Review This is the second book in my challenge that was written in first-person, and at least for this challenge, I can say that this novel definitely raised my opinions on how far a first-person point of view can go in a larger piece. My complete opinions on first-person works haven’t changed after reading The Twisted Ones, but this book was certainly a valiant effort in trying to offer up a good story written in first-person.

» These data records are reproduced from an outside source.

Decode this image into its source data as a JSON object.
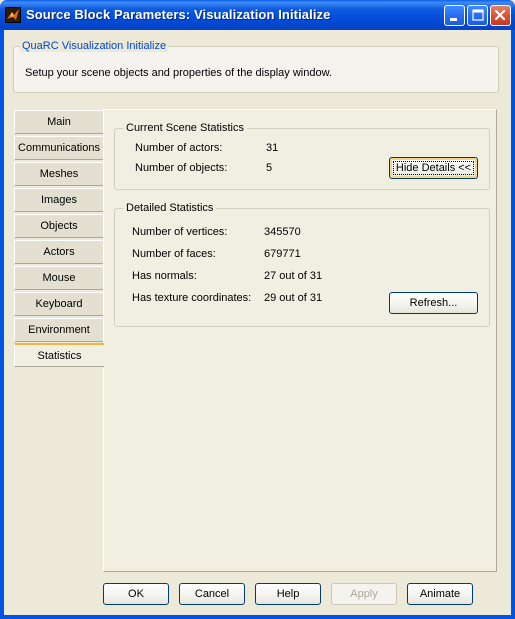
{
  "window": {
    "title": "Source Block Parameters: Visualization Initialize"
  },
  "header": {
    "group_title": "QuaRC Visualization Initialize",
    "description": "Setup your scene objects and properties of the display window."
  },
  "tabs": [
    {
      "label": "Main"
    },
    {
      "label": "Communications"
    },
    {
      "label": "Meshes"
    },
    {
      "label": "Images"
    },
    {
      "label": "Objects"
    },
    {
      "label": "Actors"
    },
    {
      "label": "Mouse"
    },
    {
      "label": "Keyboard"
    },
    {
      "label": "Environment"
    },
    {
      "label": "Statistics"
    }
  ],
  "active_tab": "Statistics",
  "scene_stats": {
    "title": "Current Scene Statistics",
    "actors_label": "Number of actors:",
    "actors_value": "31",
    "objects_label": "Number of objects:",
    "objects_value": "5",
    "hide_details_label": "Hide Details <<"
  },
  "detailed_stats": {
    "title": "Detailed Statistics",
    "vertices_label": "Number of vertices:",
    "vertices_value": "345570",
    "faces_label": "Number of faces:",
    "faces_value": "679771",
    "normals_label": "Has normals:",
    "normals_value": "27 out of 31",
    "texcoords_label": "Has texture coordinates:",
    "texcoords_value": "29 out of 31",
    "refresh_label": "Refresh..."
  },
  "footer": {
    "ok_label": "OK",
    "cancel_label": "Cancel",
    "help_label": "Help",
    "apply_label": "Apply",
    "animate_label": "Animate"
  },
  "colors": {
    "titlebar": "#0054E3",
    "dialog_bg": "#ECE9D8",
    "header_legend": "#0046D5",
    "active_tab_accent": "#F4B73D"
  }
}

Our point of view character, the main lead, is a woman! I know horror stories have a bad record so far on writing women, but Mouse is; very personable, very modern, has consistent writing throughout the story, and is certainly relatable. Unfortunately, Mouse also feels very dated. Even though I am reading this story in 2023, it’s already coming off as written for a late 2019-early 2020 audience. Certainly a time capsule for this era; Mouse as a character reflects this anxious-nonchalant, meta-referential, uber-relatable woman, but she mirrors the stale cardboard shapes that you might find in a Marvel movie. She is of course surrounded by a small cast of diverse character types, leaning very heavily into the setting of ‘small town’, but does offer a more kind look into the classic archetypes you find in bumfuck nowhere. Overall, it’s a breath of fresh air to have a female lead given the same complexities of her male counterparts in modern fiction, it’s just disappointing that lead characters in the modern era reflect this bland default setting

The plot is fairly simple, and allows a lot of opportunity for scares, but doesn’t have a seamless transition from what feels like two very different stories happening. There’s a fairly classic ‘Something in the Woods’ plot line in the first three quarters of the book, that’s well supported by the atmosphere, the scares, and the diary Mouse finds belonging to her grandmother’s late husband. But then in the last quarter it switches to a different story. It’s almost like there were two movies airing on the tv at the same time, and the channel has just been switched during an ad break. It’s a little jarring initially; Mouse is still the same character, but she is the action-adventure protagonist version of the Mouse that’s been established in this horror narrative. A new character is introduced, along with a lot of important worldbuilding, that didn’t have any foundation or foreshadowing in the first three quarters, even though there was plenty of time and room to do so. It’s a pretty significant tonal switch, and it doesn’t find its horror legs again until right at the end.

If you’re looking for the horror novel equivalent of a Blumhouse production to read for the afternoon, then I’d recommend The Twisted Ones.